Front desk (check-out)
Once a patient is done with the examination, then stopping by a checkout window is often part of an in-office workflow. Follow-up appointments, referrals, scheduling of tests (e.g. x-rays), requests for outside records, and the like, typically all take place then. This is an opportunity to enroll the patient in the PHR, if not already done – enrolling the patient can be done at intake, by nursing, or by the clinicians, but check-out is another place where this can be accomplished.
Enrolling the patient in the PHR addresses several Meaningful Use items. Providing a patient an electronic copy of their health information (criterion #12) needs to be done for at least 50% of patients who ask for it – of course, if no one asks, then the denominator is zero. But the PHR accomplishes this.
A more difficult Meaningful Use criterion, however, is to give patients a clinical summary that is updated after each visit, and to do so for 50% of office visits during the 90 day period (criterion #13). Typically, the chart note is not completed by the end of the visit when the patient checks out, so printing out the “P” section of the progress note, as well as the Summary section (problem list, medications list, allergy list) is not practical – though that is one way of achieving this goal. Creating a CCR export for each patient is also a possible way of achieving this, but this is also not likely to be practical (or helpful for patient care, since few patients will have the ability to display a CCR).
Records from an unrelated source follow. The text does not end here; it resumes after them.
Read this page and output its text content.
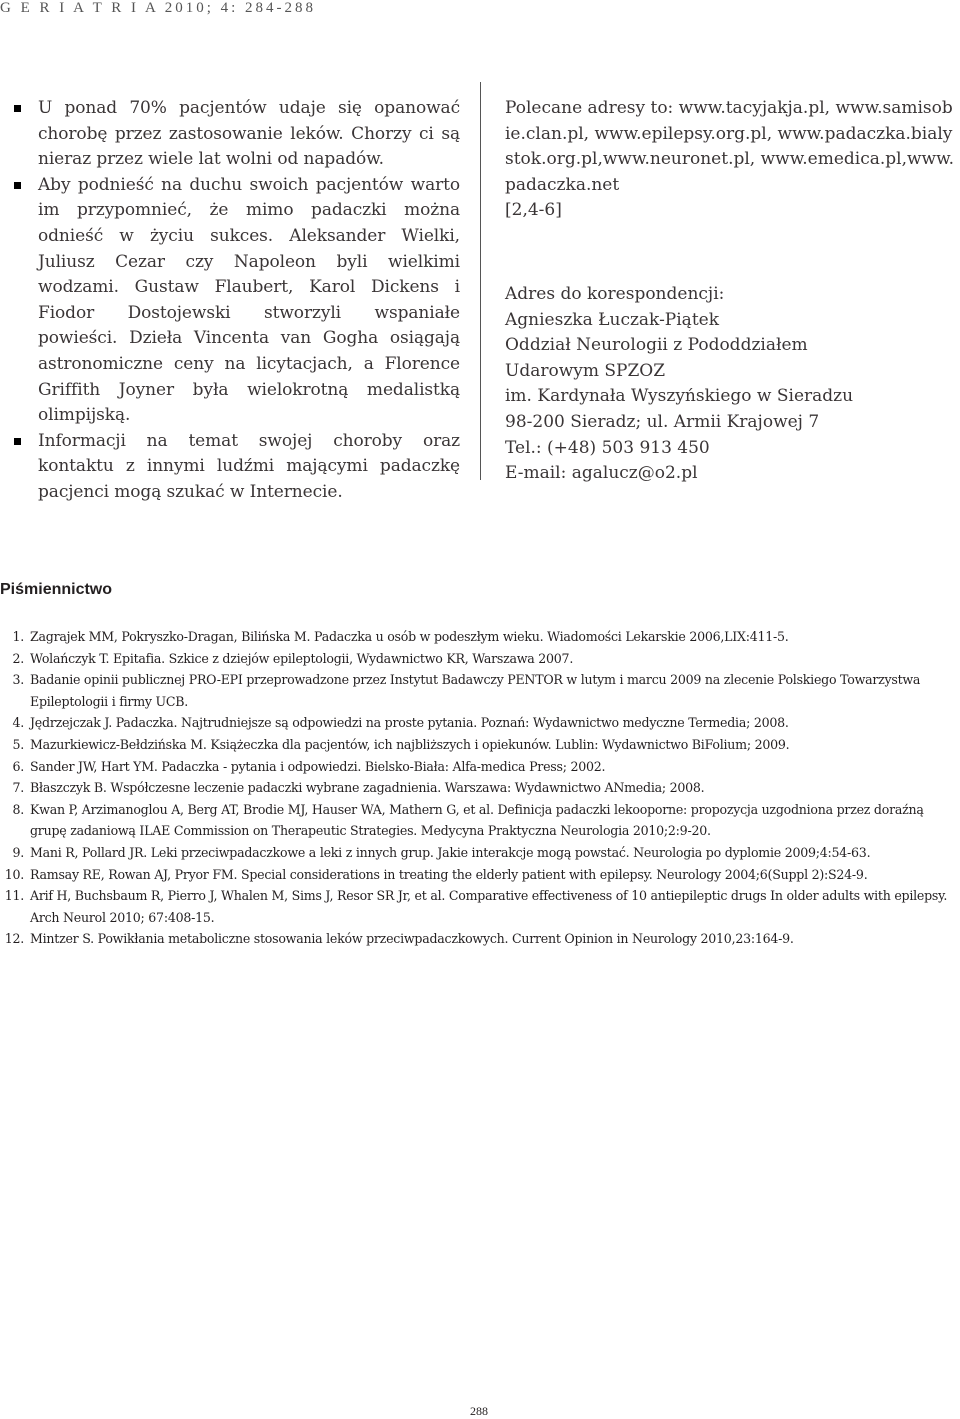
G E R I A T R I A 2010; 4: 284-288
U ponad 70% pacjentów udaje się opanować chorobę przez zastosowanie leków. Chorzy ci są nieraz przez wiele lat wolni od napadów.
Aby podnieść na duchu swoich pacjentów warto im przypomnieć, że mimo padaczki można odnieść w życiu sukces. Aleksander Wielki, Juliusz Cezar czy Napoleon byli wielkimi wodzami. Gustaw Flaubert, Karol Dickens i Fiodor Dostojewski stworzyli wspaniałe powieści. Dzieła Vincenta van Gogha osiągają astronomiczne ceny na licytacjach, a Florence Griffith Joyner była wielokrotną medalistką olimpijską.
Informacji na temat swojej choroby oraz kontaktu z innymi ludźmi mającymi padaczkę pacjenci mogą szukać w Internecie.

Polecane adresy to: www.tacyjakja.pl, www.samisobie.clan.pl, www.epilepsy.org.pl, www.padaczka.bialystok.org.pl,www.neuronet.pl, www.emedica.pl,www.padaczka.net

[2,4-6]

Adres do korespondencji:

Agnieszka Łuczak-Piątek

Oddział Neurologii z Pododdziałem

Udarowym SPZOZ

im. Kardynała Wyszyńskiego w Sieradzu

98-200 Sieradz; ul. Armii Krajowej 7

Tel.: (+48) 503 913 450

E-mail: agalucz@o2.pl

Piśmiennictwo
1. Zagrajek MM, Pokryszko-Dragan, Bilińska M. Padaczka u osób w podeszłym wieku. Wiadomości Lekarskie 2006,LIX:411-5.
2. Wolańczyk T. Epitafia. Szkice z dziejów epileptologii, Wydawnictwo KR, Warszawa 2007.
3. Badanie opinii publicznej PRO-EPI przeprowadzone przez Instytut Badawczy PENTOR w lutym i marcu 2009 na zlecenie Polskiego Towarzystwa Epileptologii i firmy UCB.
4. Jędrzejczak J. Padaczka. Najtrudniejsze są odpowiedzi na proste pytania. Poznań: Wydawnictwo medyczne Termedia; 2008.
5. Mazurkiewicz-Bełdzińska M. Książeczka dla pacjentów, ich najbliższych i opiekunów. Lublin: Wydawnictwo BiFolium; 2009.
6. Sander JW, Hart YM. Padaczka - pytania i odpowiedzi. Bielsko-Biała: Alfa-medica Press; 2002.
7. Błaszczyk B. Współczesne leczenie padaczki wybrane zagadnienia. Warszawa: Wydawnictwo ANmedia; 2008.
8. Kwan P, Arzimanoglou A, Berg AT, Brodie MJ, Hauser WA, Mathern G, et al. Definicja padaczki lekooporne: propozycja uzgodniona przez doraźną grupę zadaniową ILAE Commission on Therapeutic Strategies. Medycyna Praktyczna Neurologia 2010;2:9-20.
9. Mani R, Pollard JR. Leki przeciwpadaczkowe a leki z innych grup. Jakie interakcje mogą powstać. Neurologia po dyplomie 2009;4:54-63.
10. Ramsay RE, Rowan AJ, Pryor FM. Special considerations in treating the elderly patient with epilepsy. Neurology 2004;6(Suppl 2):S24-9.
11. Arif H, Buchsbaum R, Pierro J, Whalen M, Sims J, Resor SR Jr, et al. Comparative effectiveness of 10 antiepileptic drugs In older adults with epilepsy. Arch Neurol 2010; 67:408-15.
12. Mintzer S. Powikłania metaboliczne stosowania leków przeciwpadaczkowych. Current Opinion in Neurology 2010,23:164-9.
288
However, the PHR accomplishes all these pieces for the purpose of Meaningful Use. What this means, then, is that at least 50% of patients seen during the 90-day measurement period should be enrolled in the PHR. This can be a challenge, and will likely be facilitated by giving front-office and other personnel the ability to enroll patients (or their healthcare surrogates – often, family members in the case of elderly or computer non-user patients) in the PHR.
Achieving Meaningful Use is a group effort. It’s not just about the doctors – everyone in the practice is impacted by EHR use in one way or another, and everyone has a role to play. There are several items of data collection that fit with different staff roles in a typical practice, as we detailed above. Team/staff meetings to review these potentially new responsibilities is a worthwhile thing for everyone to do.
Our goal is to help every eligible practice achieve Meaningful Use. The money is earmarked already, and awaiting distribution upon successful Attestation.